Bachar el-Assad répond aux questions de l’AFP à propos des réfugiés, du soutien occidental au terrorisme, de la relation avec la Russie, de la duplicité de l’Arabie Saoudite et de la Turquie, et de la perception de son action. « Tout dépend de celui qui écrira l’histoire. Si c’est l’Occident, il m’attribuera les pires qualificatifs. »
Journaliste : Monsieur le président, quels sentiments vous inspirent la vue de dizaine de milliers de vos compatriotes affamés sur les routes qui tentent de rejoindre la Turquie pour échapper aux bombardements de vos alliés russes sur Alep, et aussi la vue d’enfants syriens qui sont noyés en tentant de traverser la mer pour rejoindre l’Europe ?
Bachar el-Assad : Si vous voulez qu’on parle des sentiments, j’appartiens bien à ce peuple. Il est donc évident que j’éprouve les mêmes sentiments que lui. Tout spectacle douloureux nous fait tous ressentir de la peine en tant que Syriens. Mais en tant que responsable, la question devrait être non pas quel est votre sentiment, mais qu’est-ce que vous allez faire devant une telle situation.
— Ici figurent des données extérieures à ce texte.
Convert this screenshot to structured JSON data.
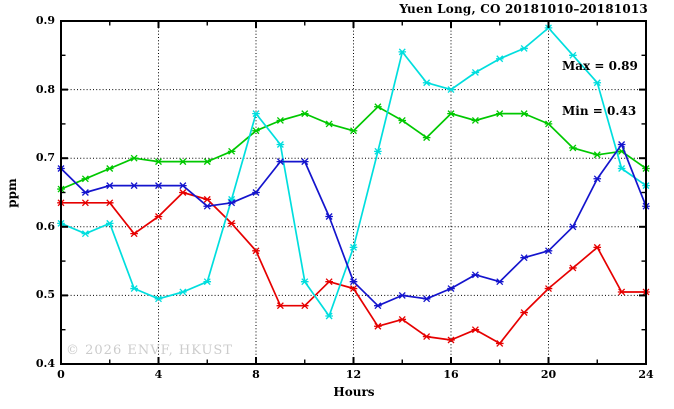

Lorsque la cause n’est pas véritablement les bombardements russes, comme le prétendent aujourd’hui les médias occidentaux, mais plutôt les terroristes ; lorsque l’embargo imposé par l’Occident depuis déjà cinq ans est l’une des causes de la migration, il est normal que ma première mission, comme celle de tout responsable dans ce pays, dans cet État, soit d’abord de lutter contre le terrorisme, essentiellement par des moyens syriens, tout en demandant le soutien de nos amis pour combattre ce terrorisme. Le problème des réfugiés qui se trouvent à l’étranger, de même que celui de la famine comme vous dites, sont deux problèmes auxquels ont contribué les terroristes et l’embargo imposé au peuple syrien.
Justement nous parlons d’actes pour alléger cette souffrance, est-ce que vous pourriez envisager de cesser les bombardements sur la population civile et surtout le siège des villes, comme le demande d’ailleurs l’opposition, comme condition pour retourner à Genève ?
Depuis le début de la crise, le conflit portait sur qui pourrait gagner la base populaire en Syrie. Théoriquement parlant, il nous est impossible de bombarder les civils et de vouloir en même temps les gagner à nos côtés. Quant à la pratique, vous pouvez vous-même effectuer des tournées en Syrie, dans les régions contrôlées par l’État. Vous trouverez alors que toutes les composantes de la société syrienne, y compris les familles des hommes armés, vivent sous la protection de l’État. En plus, pour ce qui est de la ville de Rakka qui est totalement sous la domination de Daech, nous payons toujours les salaires des fonctionnaires et envoyons les vaccins aux enfants qui s’y trouvent. Il est donc illogique que l’État bombarde les civils en offrant tous ces services ; à moins qu’il y ait des erreurs, qui peuvent d’ailleurs se produire dans n’importe quel combat. La règle générale c’est qu’il y a dans toute guerre des victimes innocentes, mais ce n’est certainement pas la politique de l’État syrien.
Que dîtes-vous aux gens qui s’en vont pour l’Europe, vous leur dîtes revenez, qu’est-ce que vous leur dîtes ?
Bien sûr. J’espère certainement que toute personne ayant quitté la Syrie y retourne. C’est normal, mais cela ne suffit pas. Les sentiments ne suffisent pas. Ces gens-là vont me demander qu’est-ce qui nous pousse à revenir ? Est-ce que le terrorisme a cessé ? Est-ce que les premières nécessités de la vie sont désormais disponibles ? Beaucoup de ceux qui ont émigré ne sont pas contre l’État, ni pro-terroristes. Mais il y a parfois des circonstances qui vous obligent à émigrer. Aussi ma réponse à cette question sera-t-elle la suivante : lorsqu’il y aura un recul du terrorisme et que les choses s’amélioreront, ils retourneront de leur propre gré sans invitation. Plutôt donc que d’inviter ce citoyen à revenir, je vais appeler les gouvernements européens qui ont contribué directement à cet exode en assurant d’abord une couverture aux terroristes, et en imposant l’embargo à la Syrie, à aider au retour des Syriens chez eux.